JR東日本は、なぜ今、運賃値上げに踏み切ったのか。鉄道ジャーナリストの梅原淳さんは「批判の声も散見されるが、運賃改定は妥当だと考える。それは首都圏を含む定期旅客輸送部門の収支を見るとよくわかる」という――。
JR東の業績は絶好調なのに運賃値上げ
JR東日本は2026(令和8)年3月14日に運賃改定を実施した。
東京都心部の「山手線内」や、私鉄との競合エリアである「電車特定区間」の普通運賃や定期運賃、主要な営業路線である「幹線」区間の普通運賃や通勤定期運賃が値上げとなった。同時に割安な「山手線内」や「電車特定区間」は「幹線」に一本化されている。

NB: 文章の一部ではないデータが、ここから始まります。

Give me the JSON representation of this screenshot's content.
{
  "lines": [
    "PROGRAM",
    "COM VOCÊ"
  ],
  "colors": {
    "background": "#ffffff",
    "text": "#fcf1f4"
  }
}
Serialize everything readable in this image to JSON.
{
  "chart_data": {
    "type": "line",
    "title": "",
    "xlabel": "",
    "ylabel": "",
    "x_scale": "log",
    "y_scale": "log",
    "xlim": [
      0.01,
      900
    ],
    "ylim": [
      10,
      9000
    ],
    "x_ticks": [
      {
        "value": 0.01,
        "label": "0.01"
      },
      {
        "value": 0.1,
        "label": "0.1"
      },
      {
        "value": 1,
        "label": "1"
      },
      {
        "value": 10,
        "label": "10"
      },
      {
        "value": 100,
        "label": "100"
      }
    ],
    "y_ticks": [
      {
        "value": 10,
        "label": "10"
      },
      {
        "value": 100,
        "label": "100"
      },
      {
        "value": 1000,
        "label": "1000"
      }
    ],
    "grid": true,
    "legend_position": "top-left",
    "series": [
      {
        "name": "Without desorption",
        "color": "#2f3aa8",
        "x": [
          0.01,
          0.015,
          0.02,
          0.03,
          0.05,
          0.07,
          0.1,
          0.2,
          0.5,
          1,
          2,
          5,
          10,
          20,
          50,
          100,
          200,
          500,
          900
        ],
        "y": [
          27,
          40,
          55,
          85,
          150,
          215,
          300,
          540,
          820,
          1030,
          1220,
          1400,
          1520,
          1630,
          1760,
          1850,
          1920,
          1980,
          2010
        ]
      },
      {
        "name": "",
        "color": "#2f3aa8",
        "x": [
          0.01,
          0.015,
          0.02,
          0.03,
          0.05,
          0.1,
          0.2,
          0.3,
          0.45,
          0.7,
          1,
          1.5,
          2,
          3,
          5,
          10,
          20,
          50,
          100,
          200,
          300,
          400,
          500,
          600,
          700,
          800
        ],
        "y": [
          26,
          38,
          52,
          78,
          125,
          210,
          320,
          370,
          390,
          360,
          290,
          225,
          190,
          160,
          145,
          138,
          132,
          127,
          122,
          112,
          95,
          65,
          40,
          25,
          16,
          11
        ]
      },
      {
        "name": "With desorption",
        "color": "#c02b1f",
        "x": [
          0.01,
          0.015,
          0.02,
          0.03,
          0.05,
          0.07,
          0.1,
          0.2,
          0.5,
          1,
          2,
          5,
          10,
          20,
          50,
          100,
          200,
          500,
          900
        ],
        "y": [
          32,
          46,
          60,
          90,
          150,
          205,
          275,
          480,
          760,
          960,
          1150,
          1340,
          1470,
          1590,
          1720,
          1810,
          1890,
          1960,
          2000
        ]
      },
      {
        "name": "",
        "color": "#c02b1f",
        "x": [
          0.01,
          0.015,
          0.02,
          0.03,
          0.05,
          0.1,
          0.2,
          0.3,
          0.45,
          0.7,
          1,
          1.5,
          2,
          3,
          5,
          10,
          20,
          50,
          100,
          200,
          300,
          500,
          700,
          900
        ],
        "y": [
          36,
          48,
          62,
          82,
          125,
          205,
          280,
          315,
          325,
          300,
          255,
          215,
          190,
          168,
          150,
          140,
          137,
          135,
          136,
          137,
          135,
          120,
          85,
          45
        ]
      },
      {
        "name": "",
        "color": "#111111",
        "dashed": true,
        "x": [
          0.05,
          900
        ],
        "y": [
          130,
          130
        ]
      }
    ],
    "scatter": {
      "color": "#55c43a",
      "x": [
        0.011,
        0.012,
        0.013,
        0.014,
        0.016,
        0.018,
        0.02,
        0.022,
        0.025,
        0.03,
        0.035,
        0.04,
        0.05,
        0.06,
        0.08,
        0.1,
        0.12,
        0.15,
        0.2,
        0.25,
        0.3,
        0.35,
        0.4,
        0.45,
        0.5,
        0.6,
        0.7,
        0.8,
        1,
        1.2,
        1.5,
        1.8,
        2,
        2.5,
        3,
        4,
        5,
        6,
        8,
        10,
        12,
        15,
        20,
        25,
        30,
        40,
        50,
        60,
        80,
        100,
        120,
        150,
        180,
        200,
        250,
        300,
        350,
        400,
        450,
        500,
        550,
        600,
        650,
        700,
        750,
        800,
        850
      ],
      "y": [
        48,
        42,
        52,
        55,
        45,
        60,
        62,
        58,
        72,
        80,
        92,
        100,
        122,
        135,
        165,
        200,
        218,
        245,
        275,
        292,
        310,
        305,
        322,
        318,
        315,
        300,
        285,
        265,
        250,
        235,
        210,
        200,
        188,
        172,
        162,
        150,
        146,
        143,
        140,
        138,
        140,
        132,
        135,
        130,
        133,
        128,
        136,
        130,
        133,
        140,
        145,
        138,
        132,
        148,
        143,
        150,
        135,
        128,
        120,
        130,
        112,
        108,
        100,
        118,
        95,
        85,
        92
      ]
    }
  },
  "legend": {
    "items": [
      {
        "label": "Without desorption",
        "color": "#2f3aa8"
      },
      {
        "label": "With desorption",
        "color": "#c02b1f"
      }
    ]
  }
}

平均値上げ率は普通運賃が7.8%、通勤定期運賃が12.0パーセント。山手線内や電車特定区間の通学定期運賃が4.9パーセントである。
なお、今回は幹線の通学定期運賃、そして国鉄時代に利用の少ない路線と認定された地方交通線の区間の普通運賃、通勤・通学定期運賃、さらには新幹線の特急料金などの各種料金は据え置きとなった。
JR東日本が運賃の改定を実施するのは消費税導入時や増税時などを除いて今回が初めてだ。前身の国鉄時代までさかのぼると、平均して4.8%引き上げられた1986(昭和61)年9月1日の運賃改定以来、39年6カ月ぶりの出来事となる。
JR東日本は2024(令和6)年度に鉄道事業で1兆9323億円の営業収益、1兆7261億円の営業費をそれぞれ計上し、2062億円の営業利益を挙げた。しかも、前年度となる2023(令和6)年度の損益計算書と比べると、営業収益は1兆8370億円で953億円の増、営業利益は1891億円で171億円の増と増収増益を達成している。
連結決算では利益はさらに増え、営業利益は前年度よりも316億円増の3768億円、親会社株主に帰属する当期純利益は同じく278億円増の2243億円を挙げた。こうした状況での実施だけに、JR東日本の運賃改定に反対の意見は根強い。